Heute spielen Schüler, Studenten, selbst Dreissigjährige süchtig World of Warcraft im Internet. In extremen Fällen kommen sie in psychiatrische Behandlung und werden mühsam entwöhnt, nachdem sie ihre Eltern mit Selbstmorddrohungen daran gehindert haben, ihren DSL-Anschluss zu kappen. Sie ziehen eine weitläufige Phantasiewelt dem banalen Alltag vor, sind Helden oder Zauberer im Virtuellen und kämpfen zusammen mit anderen gegen imaginäre Feinde. Wer mag noch Vokabeln lernen, wenn es gilt einen Drachen zu reiten?

Ich weiss nicht, was aus mir geworden wäre, wenn ich – statt meine Heldenträume schamhaft zu verschweigen – sie leibhaftig sehen und mit Altersgenossen in Australien oder Kalifornien hätte teilen können.
Zu meinen Vorstellungen einer Überwindung solcher Grenzphänomene zwischen Kindheit und erwachsenem Leben gehört die Einsamkeit des Tagträumers.
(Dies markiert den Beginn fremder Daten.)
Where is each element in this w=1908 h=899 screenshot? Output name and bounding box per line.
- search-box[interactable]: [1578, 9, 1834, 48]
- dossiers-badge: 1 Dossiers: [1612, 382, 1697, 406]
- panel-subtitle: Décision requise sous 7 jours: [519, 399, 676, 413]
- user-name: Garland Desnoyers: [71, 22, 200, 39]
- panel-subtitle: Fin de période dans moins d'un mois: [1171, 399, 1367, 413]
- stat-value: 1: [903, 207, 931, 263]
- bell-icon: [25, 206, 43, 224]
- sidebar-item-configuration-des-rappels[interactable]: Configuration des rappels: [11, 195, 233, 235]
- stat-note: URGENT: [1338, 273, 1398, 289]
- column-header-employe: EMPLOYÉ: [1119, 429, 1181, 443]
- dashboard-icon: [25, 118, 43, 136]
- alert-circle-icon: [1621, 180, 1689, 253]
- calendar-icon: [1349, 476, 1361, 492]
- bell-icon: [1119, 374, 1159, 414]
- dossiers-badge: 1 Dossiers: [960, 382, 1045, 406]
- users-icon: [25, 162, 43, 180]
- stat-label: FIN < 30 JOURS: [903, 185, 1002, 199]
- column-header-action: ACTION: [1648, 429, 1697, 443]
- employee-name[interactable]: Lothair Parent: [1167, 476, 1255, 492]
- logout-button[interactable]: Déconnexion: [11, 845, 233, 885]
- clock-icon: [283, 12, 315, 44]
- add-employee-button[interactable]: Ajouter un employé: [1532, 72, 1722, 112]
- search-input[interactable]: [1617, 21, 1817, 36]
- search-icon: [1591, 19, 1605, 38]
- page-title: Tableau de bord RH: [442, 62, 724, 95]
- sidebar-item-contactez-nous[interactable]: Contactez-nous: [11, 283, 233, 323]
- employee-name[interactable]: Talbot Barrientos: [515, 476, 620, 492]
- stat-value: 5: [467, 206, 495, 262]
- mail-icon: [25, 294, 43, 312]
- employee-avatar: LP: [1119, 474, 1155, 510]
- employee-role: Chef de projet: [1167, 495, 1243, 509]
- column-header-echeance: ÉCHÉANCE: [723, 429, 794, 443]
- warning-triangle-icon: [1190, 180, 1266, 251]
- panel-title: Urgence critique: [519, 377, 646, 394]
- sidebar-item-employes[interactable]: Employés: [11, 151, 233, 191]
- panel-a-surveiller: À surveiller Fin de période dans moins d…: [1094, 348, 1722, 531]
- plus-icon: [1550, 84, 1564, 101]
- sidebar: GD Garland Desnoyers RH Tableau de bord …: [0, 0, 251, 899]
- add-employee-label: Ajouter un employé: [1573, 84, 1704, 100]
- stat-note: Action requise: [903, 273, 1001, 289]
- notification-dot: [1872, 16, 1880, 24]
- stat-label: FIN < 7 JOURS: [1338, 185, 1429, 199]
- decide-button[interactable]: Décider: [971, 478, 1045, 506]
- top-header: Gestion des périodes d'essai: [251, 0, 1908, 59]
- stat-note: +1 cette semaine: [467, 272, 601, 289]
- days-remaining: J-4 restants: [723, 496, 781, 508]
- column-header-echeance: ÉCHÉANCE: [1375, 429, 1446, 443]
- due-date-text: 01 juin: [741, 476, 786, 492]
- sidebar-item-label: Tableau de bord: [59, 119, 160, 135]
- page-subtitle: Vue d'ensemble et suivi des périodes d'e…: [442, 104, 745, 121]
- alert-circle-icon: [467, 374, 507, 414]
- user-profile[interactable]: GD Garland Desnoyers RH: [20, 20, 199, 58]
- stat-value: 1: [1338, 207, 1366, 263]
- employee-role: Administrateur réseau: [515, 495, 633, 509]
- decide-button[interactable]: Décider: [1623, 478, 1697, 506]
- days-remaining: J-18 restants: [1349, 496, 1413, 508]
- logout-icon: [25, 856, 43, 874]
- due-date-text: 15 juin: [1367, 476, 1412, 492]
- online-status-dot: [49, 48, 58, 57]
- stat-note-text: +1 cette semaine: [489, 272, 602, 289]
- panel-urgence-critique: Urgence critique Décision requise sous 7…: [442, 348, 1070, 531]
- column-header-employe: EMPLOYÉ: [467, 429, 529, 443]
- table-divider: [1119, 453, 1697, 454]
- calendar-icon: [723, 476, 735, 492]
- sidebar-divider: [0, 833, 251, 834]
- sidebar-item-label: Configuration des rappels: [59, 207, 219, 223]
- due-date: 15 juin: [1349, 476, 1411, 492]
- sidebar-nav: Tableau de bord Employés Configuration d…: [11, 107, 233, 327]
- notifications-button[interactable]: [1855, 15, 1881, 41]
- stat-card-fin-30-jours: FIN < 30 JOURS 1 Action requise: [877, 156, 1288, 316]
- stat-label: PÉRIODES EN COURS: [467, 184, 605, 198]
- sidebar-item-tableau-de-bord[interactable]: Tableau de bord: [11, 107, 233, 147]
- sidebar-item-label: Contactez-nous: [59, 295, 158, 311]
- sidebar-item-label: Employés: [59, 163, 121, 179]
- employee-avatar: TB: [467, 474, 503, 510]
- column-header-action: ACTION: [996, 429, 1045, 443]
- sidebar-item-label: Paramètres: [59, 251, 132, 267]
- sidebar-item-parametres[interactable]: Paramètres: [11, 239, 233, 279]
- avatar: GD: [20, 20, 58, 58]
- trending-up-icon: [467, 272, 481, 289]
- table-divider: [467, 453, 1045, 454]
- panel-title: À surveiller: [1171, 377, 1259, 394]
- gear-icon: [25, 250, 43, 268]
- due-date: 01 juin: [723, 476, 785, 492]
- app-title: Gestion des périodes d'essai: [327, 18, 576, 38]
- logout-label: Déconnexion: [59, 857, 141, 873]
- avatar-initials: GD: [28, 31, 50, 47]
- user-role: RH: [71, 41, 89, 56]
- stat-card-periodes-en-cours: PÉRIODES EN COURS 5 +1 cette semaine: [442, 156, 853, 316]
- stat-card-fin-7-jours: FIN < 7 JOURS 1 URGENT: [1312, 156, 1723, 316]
Er verlässt die Nähe zu den Eltern und taucht wieder auf, wenn seine Bindungen an das Leben und die Möglichkeiten der Erwachsenen stark genug geworden sind. Auf ein interaktives Angebot, in dieser Tagtraumwelt zu verweilen, sind Jugendliche so wenig vorbereitet wie ihre Eltern.